On Twitter, indigenous Guatemalans share experiences of everyday racism

Mayan indigenous people take part in a ceremony in memory of Domingo Choc, a 56-year-old practitioner of traditional Maya medicine who was set ablaze by a mob accusing him of witchcraft, at the Parque Central in Guatemala City, Guatemala June 10, 2020. REUTERS/Luis Echeverria
Mayan indigenous people take part in a ceremony in memory of Domingo Choc, a 56-year-old practitioner of traditional Maya medicine who was set ablaze by a mob accusing him of witchcraft, at the Parque Central in Guatemala City, Guatemala June 10, 2020. REUTERS/Luis Echeverria

Sparked by the murder of healer Domingo Choc, the #GuateRacista movement is an attempt to bring discussions of race and identity into the open

 

BOGOTA, June 17 (Thomson Reuters Foundation) - Hundreds of Guatemalans have shared their experiences of everyday racism on social media after the murder of an indigenous healer by a mob who accused him of witchcraft and set him on fire.

 

The killing of Domingo Choc, 56, provoked outrage among indigenous Guatemalans, who are mostly descended from the Mayan civilization and make up about half of the country's population of 18 million.

 

The movement, under the trending hashtag #GuateRacista (#RacistGuatemala), marks a rare attempt to bring discussions of race and identity into the open in the Central American nation and come as anti-racism protests spread around the world.

 

Simon Antonio Ramon recalled how one teacher at his school demanded that only Spanish and not Qʼanjobʼal, a Mayan language, be spoken in class.

 

"Someone could ask where is the racism in this.
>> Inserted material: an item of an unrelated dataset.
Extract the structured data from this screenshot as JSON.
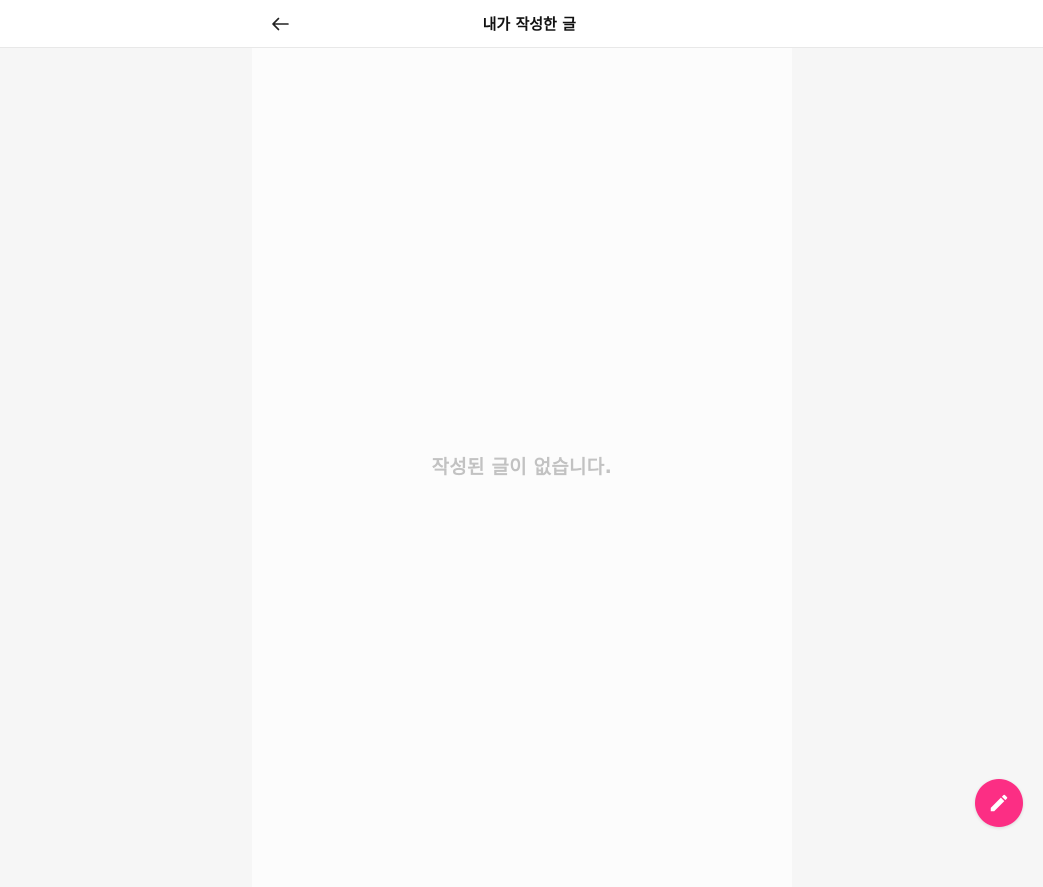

It's in the education system, in not allowing the use of the language," he tweeted.

 

Others shared how their parents decided not to teach them their native language to avoid insults.

 

"My mother and father didn't want me to suffer like them. So they decided not to teach me K'iche'. Racism was thus killing their way of communicating," tweeted Jose David Lopez.

 

Others spoke of the stigma that comes with having an indigenous name and said some Guatemalans did not even try to  pronounce their surnames correctly.

 

"Before marrying, someone told my mum that she should think carefully about marrying my dad. Because surely for her children to have an 'Indian surname' would be shameful for them.

 

"But no, here I am, Andrea Ixchiu Hernandez, proud and honoring my origin despite this #GuateRacista," tweeted Hernandez.

 

Sara Curruchich, a popular Guatemalan indigenous singer, tweeted she had received online threats in the past for discussing the racism faced by indigenous people, prompting messages of support.

 

"If only you were in front of me so that I'd be able to put a bullet in your head, the only thing you are doing is dividing the country," tweeted Curruchich, referring to the threat.

 

Indigenous women also discussed feeling marginalized in society, and when they are included it is tokenism.

 

"#GuateRacista is also arriving at an event or group and realizing that you're the only indigenous man or woman and that they've invited you so they look inclusive or to fill a quota," tweeted historian Maria Aguilar V.